Basler Forscher widerlegen eine alte Mär
Was bei unter Behandlung stehenden depressiven Patienten beobachtet wurde, gilt auch für Gesunde: Der sogenannte REM-Schlaf ist nicht wichtig für die Gedächtnisbildung. «Den Seinen gibt’s der Herr im Schlaf», steht doch so schön in der Bibel geschrieben. Und das stimmt zumindest, was das Lernen betrifft, denn der Schlaf fördert tatsächlich die Gedächtnisbildung. Was sich Schüler und Studentinnen noch vor dem Schlafengehen eintrichtern, bleibt besser hängen, als was tagsüber gebüffelt wird.
Bis jetzt herrschte die Lehrmeinung vor, dass besonders die REM-Phasen des Schlafes bei der Gedächtnisbildung hilfreich sind, also die Schlafphasen, die von raschen Augenbewegungen (REM = Rapid Eye Movement) und von Träumen begleitet sind. Etwa einen Sechstel der Schlafenszeit verbringen wir im REM-Zustand, der die Schlafforscher schon lange fasziniert. Der aber doch nicht so wichtig zu sein scheint für die Gedächtnisbildung, wie bisher angenommen wurde. «Die REM-Phase ist für sich genommen für die Gedächtnisbildung im Schlaf nicht erforderlich», folgert etwa Björn Rasch vom Basler Institut für Psychologie aus den Forschungsarbeiten, die er zusammen mit Kollegen der Universität Lübeck durchgeführt hat. Die Ergebnisse wurden diese Woche in der Online-Ausgabe von «Nature Neuroscience» veröffentlich.

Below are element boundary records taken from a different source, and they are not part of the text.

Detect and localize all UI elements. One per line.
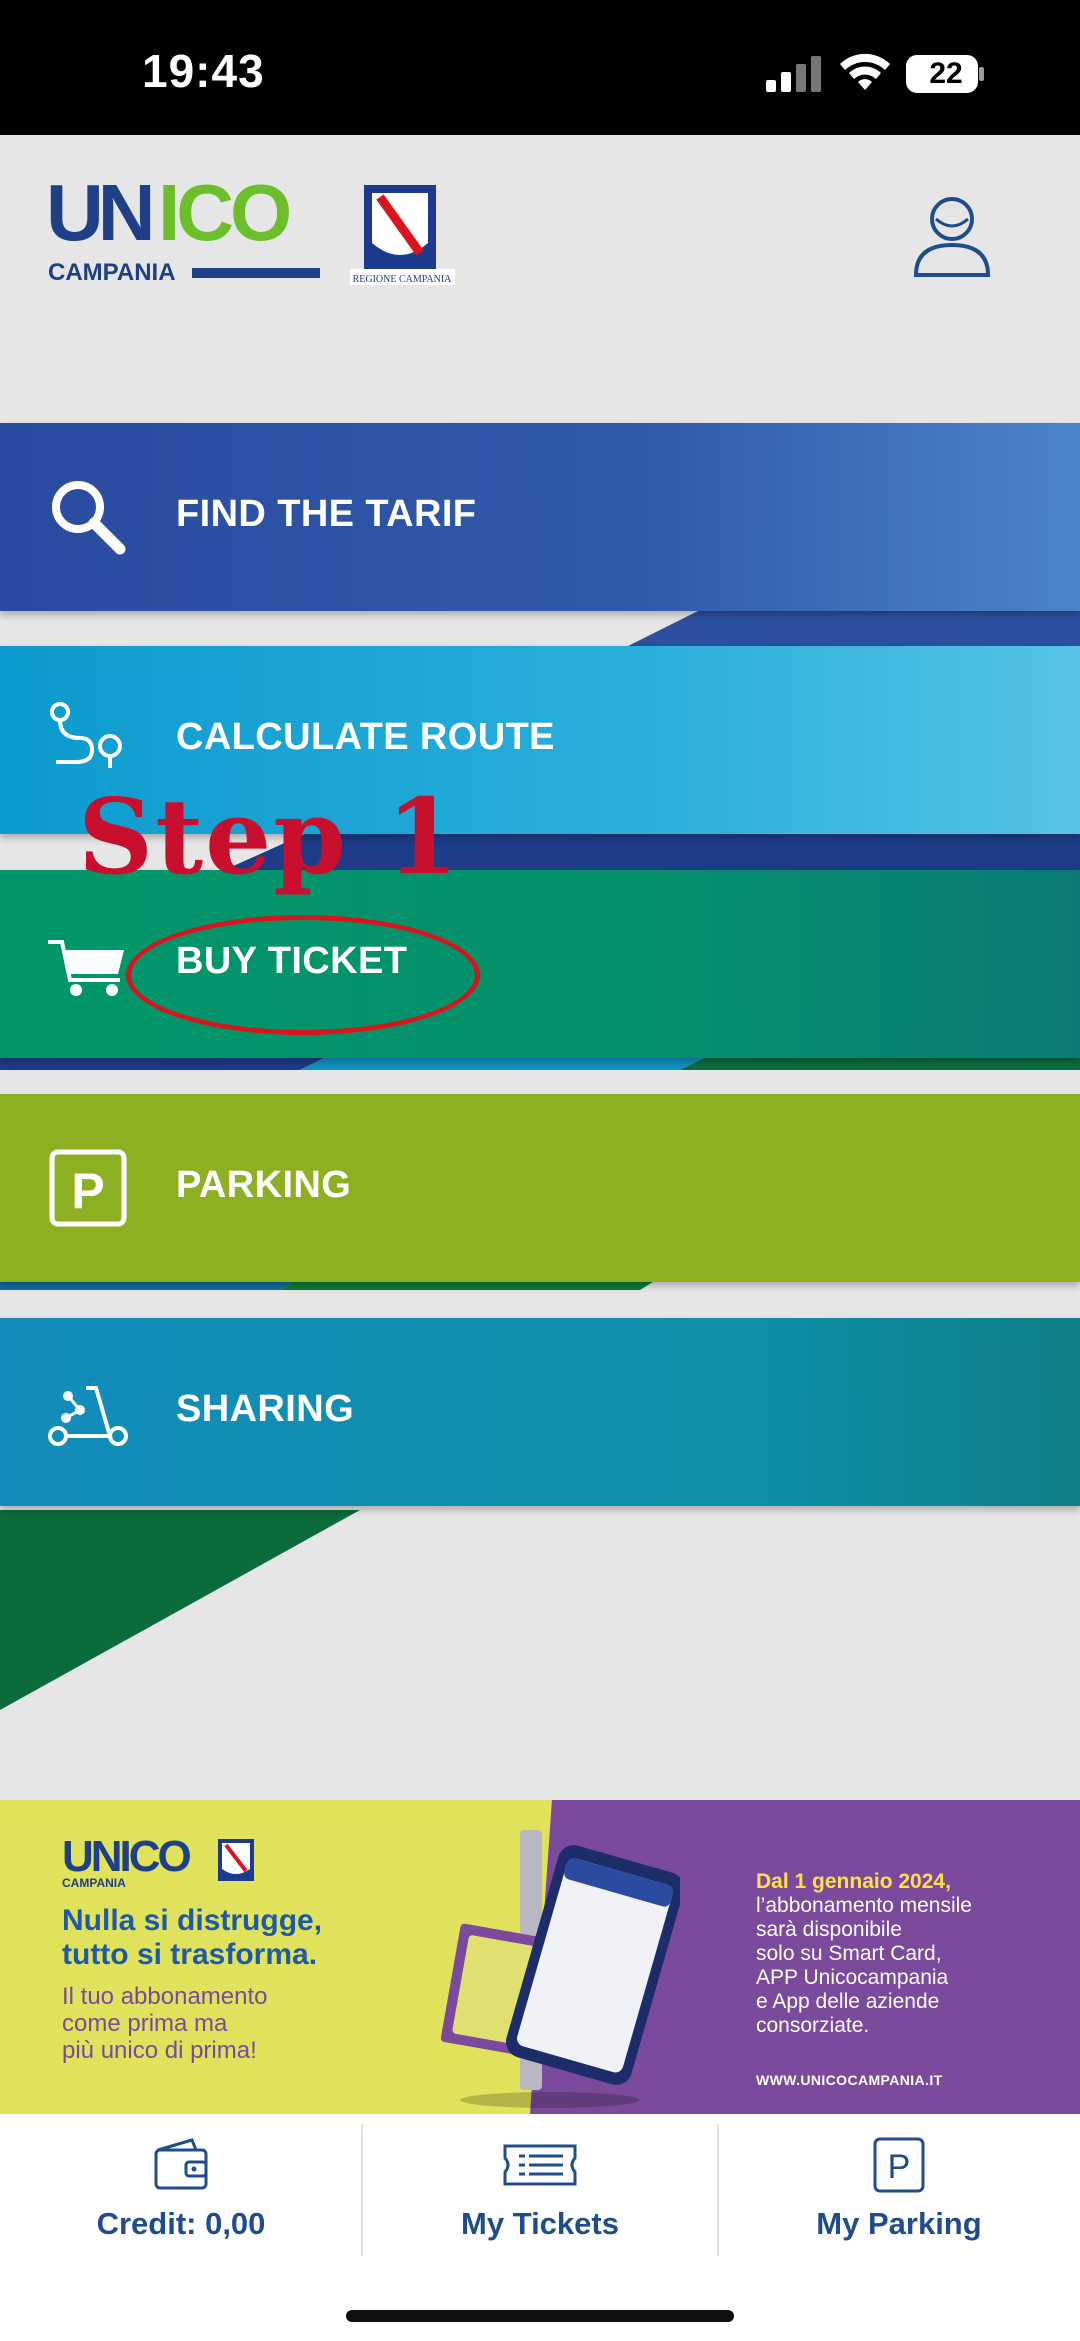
parking-icon: P: [49, 1149, 127, 1227]
nav-label: My Tickets: [461, 2206, 619, 2241]
menu-label: FIND THE TARIF: [176, 493, 477, 535]
nav-my-parking[interactable]: P My Parking: [718, 2114, 1080, 2256]
phone-illustration: [440, 1830, 680, 2108]
status-time: 19:43: [142, 45, 265, 97]
home-indicator: [346, 2310, 734, 2322]
svg-text:REGIONE CAMPANIA: REGIONE CAMPANIA: [353, 274, 453, 285]
svg-text:UN: UN: [46, 180, 151, 257]
search-icon: [52, 481, 126, 555]
banner-headline: Nulla si distrugge, tutto si trasforma.: [62, 1904, 323, 1971]
nav-my-tickets[interactable]: My Tickets: [362, 2114, 718, 2256]
decorative-stripes: [0, 590, 1080, 1710]
menu-label: CALCULATE ROUTE: [176, 716, 555, 758]
step-annotation: Step 1: [78, 775, 461, 898]
route-icon: [50, 702, 122, 768]
promo-banner[interactable]: UNICO CAMPANIA Nulla si distrugge, tutto…: [0, 1800, 1080, 2114]
svg-text:CAMPANIA: CAMPANIA: [48, 259, 176, 286]
menu-parking[interactable]: P PARKING: [0, 1094, 1080, 1282]
wifi-icon: [840, 53, 890, 90]
unico-campania-logo: UN ICO CAMPANIA: [46, 180, 320, 286]
tickets-icon: [503, 2144, 577, 2186]
highlight-ellipse: [126, 915, 480, 1035]
svg-text:UNICO: UNICO: [62, 1835, 191, 1881]
nav-label: My Parking: [816, 2206, 982, 2241]
regione-campania-logo: REGIONE CAMPANIA: [350, 185, 455, 285]
nav-credit[interactable]: Credit: 0,00: [0, 2114, 362, 2256]
nav-label: Credit: 0,00: [96, 2206, 266, 2241]
cellular-signal-icon: [766, 56, 821, 92]
banner-logo: UNICO CAMPANIA: [62, 1835, 254, 1890]
svg-text:P: P: [71, 1163, 104, 1219]
banner-subtext: Il tuo abbonamento come prima ma più uni…: [62, 1983, 268, 2064]
scooter-icon: [48, 1386, 128, 1446]
menu-label: PARKING: [176, 1164, 352, 1206]
svg-text:P: P: [888, 2148, 911, 2186]
menu-label: SHARING: [176, 1388, 355, 1430]
cart-icon: [48, 940, 124, 996]
bottom-navigation: Credit: 0,00 My Tickets P My Parking: [0, 2114, 1080, 2341]
menu-find-tarif[interactable]: FIND THE TARIF: [0, 423, 1080, 611]
banner-url: WWW.UNICOCAMPANIA.IT: [756, 2072, 943, 2088]
status-bar: 19:43 22: [0, 0, 1080, 135]
user-icon[interactable]: [912, 195, 992, 279]
banner-right-text: Dal 1 gennaio 2024, l’abbonamento mensil…: [756, 1870, 972, 2037]
menu-sharing[interactable]: SHARING: [0, 1318, 1080, 1506]
svg-text:CAMPANIA: CAMPANIA: [62, 1876, 126, 1890]
svg-text:ICO: ICO: [158, 180, 289, 257]
battery-level: 22: [929, 57, 963, 90]
parking-icon: P: [873, 2137, 925, 2193]
wallet-icon: [154, 2138, 208, 2190]
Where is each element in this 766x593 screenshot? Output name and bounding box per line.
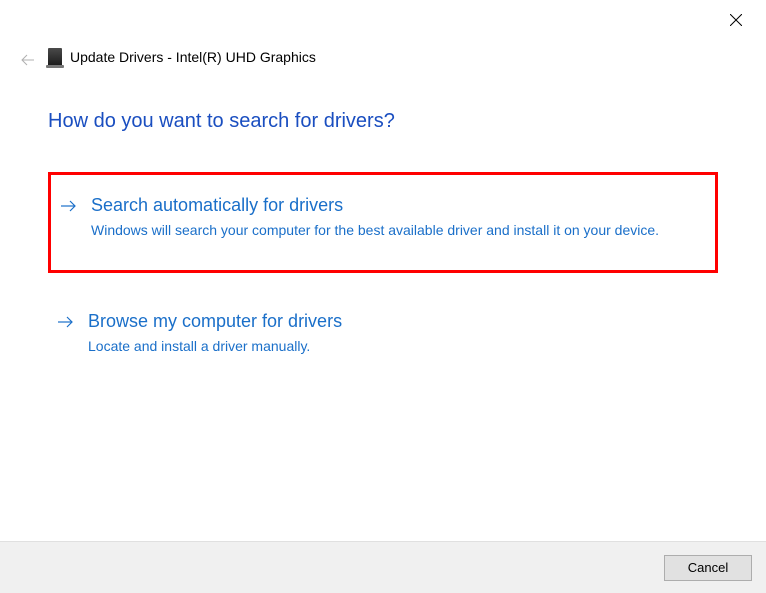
arrow-right-icon xyxy=(61,199,77,218)
option-browse-computer[interactable]: Browse my computer for drivers Locate an… xyxy=(48,301,718,370)
dialog-footer: Cancel xyxy=(0,541,766,593)
option-text-block: Search automatically for drivers Windows… xyxy=(91,195,705,240)
option-text-block: Browse my computer for drivers Locate an… xyxy=(88,311,708,356)
back-arrow-icon xyxy=(21,53,35,67)
option-description: Locate and install a driver manually. xyxy=(88,336,708,356)
back-button[interactable] xyxy=(18,50,38,70)
option-title: Browse my computer for drivers xyxy=(88,311,708,332)
close-button[interactable] xyxy=(726,10,746,30)
device-icon xyxy=(48,48,62,66)
option-title: Search automatically for drivers xyxy=(91,195,705,216)
option-search-automatically[interactable]: Search automatically for drivers Windows… xyxy=(48,172,718,273)
page-title: How do you want to search for drivers? xyxy=(48,110,395,133)
option-description: Windows will search your computer for th… xyxy=(91,220,705,240)
dialog-header: Update Drivers - Intel(R) UHD Graphics xyxy=(48,48,316,66)
arrow-right-icon xyxy=(58,315,74,334)
options-list: Search automatically for drivers Windows… xyxy=(48,172,718,371)
dialog-title: Update Drivers - Intel(R) UHD Graphics xyxy=(70,49,316,65)
cancel-button[interactable]: Cancel xyxy=(664,555,752,581)
close-icon xyxy=(730,14,742,26)
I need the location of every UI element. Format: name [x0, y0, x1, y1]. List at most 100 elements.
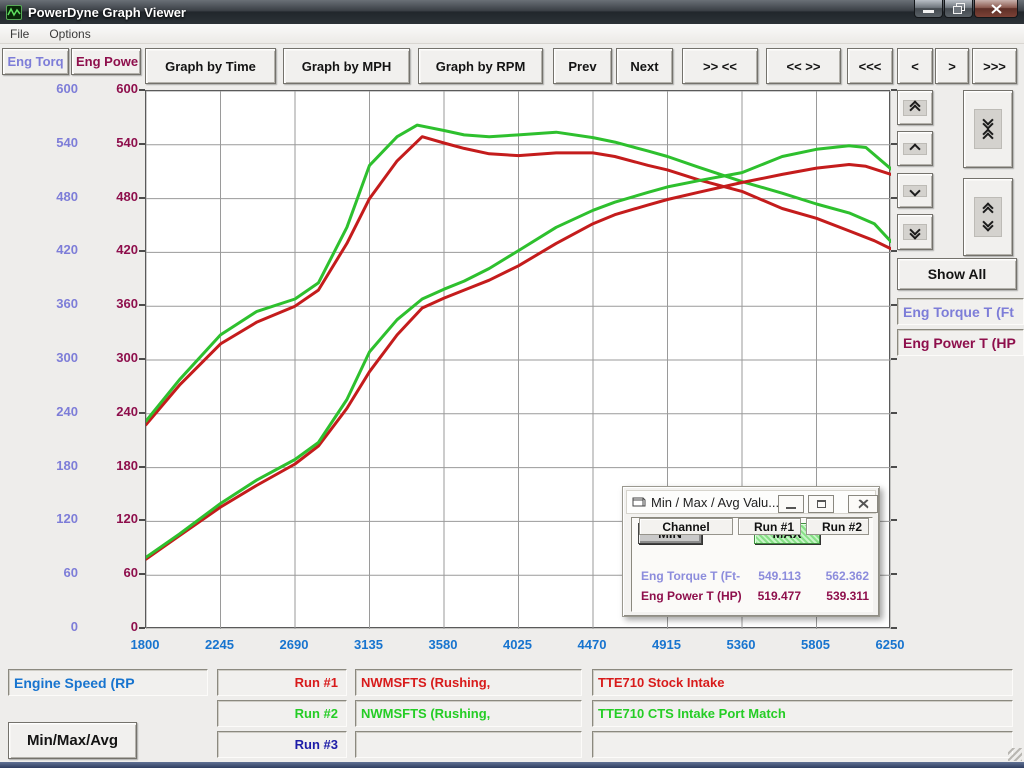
minmax-window-icon: [632, 496, 646, 508]
power-axis-tick-label: 60: [96, 565, 138, 580]
y-axis-tick-left: [139, 466, 145, 468]
scroll-left-button[interactable]: <: [897, 48, 933, 84]
scale-up-fast-button[interactable]: [897, 90, 933, 125]
y-axis-tick-right: [891, 250, 897, 252]
close-button[interactable]: [974, 0, 1018, 18]
zoom-out-x-button[interactable]: << >>: [766, 48, 841, 84]
y-axis-tick-left: [139, 519, 145, 521]
axis-power-button[interactable]: Eng Powe: [71, 48, 141, 75]
power-axis-tick-label: 120: [96, 511, 138, 526]
power-axis-tick-label: 0: [96, 619, 138, 634]
window-title: PowerDyne Graph Viewer: [28, 5, 186, 20]
y-axis-tick-left: [139, 573, 145, 575]
rpm-axis-tick-label: 4025: [487, 637, 549, 652]
prev-button[interactable]: Prev: [553, 48, 612, 84]
channel-power-label[interactable]: Eng Power T (HP: [897, 329, 1024, 356]
rpm-axis-tick-label: 3580: [412, 637, 474, 652]
minmax-close-button[interactable]: [848, 495, 878, 513]
run3-label: Run #3: [217, 731, 347, 758]
y-axis-tick-right: [891, 358, 897, 360]
run2-label: Run #2: [217, 700, 347, 727]
torque-axis-tick-label: 240: [36, 404, 78, 419]
minmax-window-title: Min / Max / Avg Valu...: [651, 495, 779, 510]
run1-label: Run #1: [217, 669, 347, 696]
minmax-window: Min / Max / Avg Valu... MIN MAX Channel …: [622, 486, 880, 617]
menu-bar: File Options: [0, 24, 1024, 44]
power-axis-tick-label: 240: [96, 404, 138, 419]
scale-up-button[interactable]: [897, 131, 933, 166]
y-axis-tick-right: [891, 573, 897, 575]
scroll-fast-right-button[interactable]: >>>: [972, 48, 1017, 84]
torque-axis-tick-label: 300: [36, 350, 78, 365]
resize-grip[interactable]: [1008, 748, 1022, 761]
minmax-torque-run2-value: 562.362: [806, 569, 869, 583]
restore-button[interactable]: [944, 0, 973, 18]
y-axis-tick-left: [139, 143, 145, 145]
minmax-col-run1: Run #1: [738, 518, 801, 535]
rpm-axis-tick-label: 5360: [710, 637, 772, 652]
rpm-axis-tick-label: 2245: [189, 637, 251, 652]
y-axis-tick-left: [139, 250, 145, 252]
torque-axis-tick-label: 420: [36, 242, 78, 257]
minimize-button[interactable]: [914, 0, 943, 18]
rpm-axis-tick-label: 5805: [785, 637, 847, 652]
torque-axis-tick-label: 540: [36, 135, 78, 150]
axis-torque-button[interactable]: Eng Torq: [2, 48, 69, 75]
zoom-in-x-button[interactable]: >> <<: [682, 48, 758, 84]
power-axis-tick-label: 360: [96, 296, 138, 311]
y-axis-tick-left: [139, 412, 145, 414]
window-bottom-border: [0, 762, 1024, 768]
y-axis-tick-right: [891, 519, 897, 521]
y-axis-tick-left: [139, 197, 145, 199]
show-all-button[interactable]: Show All: [897, 258, 1017, 290]
power-axis-tick-label: 600: [96, 81, 138, 96]
torque-axis-tick-label: 60: [36, 565, 78, 580]
graph-by-rpm-button[interactable]: Graph by RPM: [418, 48, 543, 84]
scale-down-button[interactable]: [897, 173, 933, 208]
run1-channel: NWMSFTS (Rushing,: [355, 669, 582, 696]
menu-file[interactable]: File: [0, 25, 39, 43]
run1-description: TTE710 Stock Intake: [592, 669, 1013, 696]
minmax-titlebar[interactable]: Min / Max / Avg Valu...: [626, 490, 876, 514]
menu-options[interactable]: Options: [39, 25, 100, 43]
y-axis-tick-left: [139, 304, 145, 306]
minmaxavg-button[interactable]: Min/Max/Avg: [8, 722, 137, 759]
y-axis-tick-left: [139, 627, 145, 629]
power-axis-tick-label: 420: [96, 242, 138, 257]
rpm-axis-tick-label: 4470: [561, 637, 623, 652]
rpm-axis-tick-label: 4915: [636, 637, 698, 652]
minmax-power-run1-value: 519.477: [738, 589, 801, 603]
power-axis-tick-label: 180: [96, 458, 138, 473]
minmax-minimize-button[interactable]: [778, 495, 804, 513]
minmax-col-run2: Run #2: [806, 518, 869, 535]
y-axis-tick-right: [891, 627, 897, 629]
run3-description: [592, 731, 1013, 758]
y-axis-tick-left: [139, 89, 145, 91]
minmax-torque-run1-value: 549.113: [738, 569, 801, 583]
y-axis-tick-left: [139, 358, 145, 360]
rpm-axis-tick-label: 3135: [338, 637, 400, 652]
scale-down-fast-button[interactable]: [897, 214, 933, 250]
graph-by-mph-button[interactable]: Graph by MPH: [283, 48, 410, 84]
scroll-right-button[interactable]: >: [935, 48, 969, 84]
torque-axis-tick-label: 480: [36, 189, 78, 204]
torque-axis-tick-label: 0: [36, 619, 78, 634]
channel-torque-label[interactable]: Eng Torque T (Ft: [897, 298, 1024, 325]
zoom-in-y-button[interactable]: [963, 90, 1013, 168]
minmax-row-power-channel: Eng Power T (HP): [641, 589, 742, 603]
torque-axis-tick-label: 120: [36, 511, 78, 526]
scroll-fast-left-button[interactable]: <<<: [847, 48, 893, 84]
title-bar: PowerDyne Graph Viewer: [0, 0, 1024, 24]
minmax-col-channel: Channel: [639, 518, 733, 535]
y-axis-tick-right: [891, 466, 897, 468]
torque-axis-tick-label: 180: [36, 458, 78, 473]
torque-axis-tick-label: 600: [36, 81, 78, 96]
x-channel-label: Engine Speed (RP: [8, 669, 208, 696]
torque-axis-tick-label: 360: [36, 296, 78, 311]
minmax-restore-button[interactable]: [808, 495, 834, 513]
power-axis-tick-label: 540: [96, 135, 138, 150]
graph-by-time-button[interactable]: Graph by Time: [145, 48, 276, 84]
zoom-out-y-button[interactable]: [963, 178, 1013, 256]
minmax-row-torque-channel: Eng Torque T (Ft-: [641, 569, 740, 583]
next-button[interactable]: Next: [616, 48, 673, 84]
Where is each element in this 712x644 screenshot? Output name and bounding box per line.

Auf die Spur gebracht wurden Björn Rasch und seine Kollegen durch die Beobachtung, dass die Gedächtnisbildung bei unter medikamentöser Behandlung stehenden depressiven Patienten keineswegs gestört ist. Dies, obwohl die normalerweise eingesetzten Medikamente die REM-Phasen während des Nachtschlafes um bis zu 80 Prozent beschneiden.
Die Forscher wollten nun wissen, wie sich ein solch medikamentös ausgelöster REM-Schlaf-Entzug bei gesunden Probanden auf die Gedächtnisbildung während des Schlafes auswirkt. Dazu liessen sie junge Männer jeweils abends Wortpaare lernen und wie fürs Klavierspiel erforderliche Fingerfertigkeiten einüben. Nach dem Training und vor dem Schlafengehen im Labor erhielt die eine Gruppe der Probanden dann eine antidepressive Substanz verabreicht, die andere eine unwirksame Placebo-Pille.
Wie erwartet unterdrückten die Antidepressiva den REM-Schlaf bei den medikamentös behandelten Männern beinahe vollständig. Zum Erstaunen der Forscher hatte dieser Mangel an Traumschlaf jedoch keinen negativen Einfluss auf die Gedächtnisbildung. Im Gegenteil, die «Klavier-Fingerübungen» sassen sogar nach 32 Stunden noch besser als bei der Kontrollgruppe. «Die Frage nach den Mechanismen der Gedächtnisbildung im Schlaf bleibt daher weiter spannend», schreiben Björn Rasch und Kollegen. Eines ist jedoch sicher: Der Traumschlaf als Lernhilfe hat ausgedient.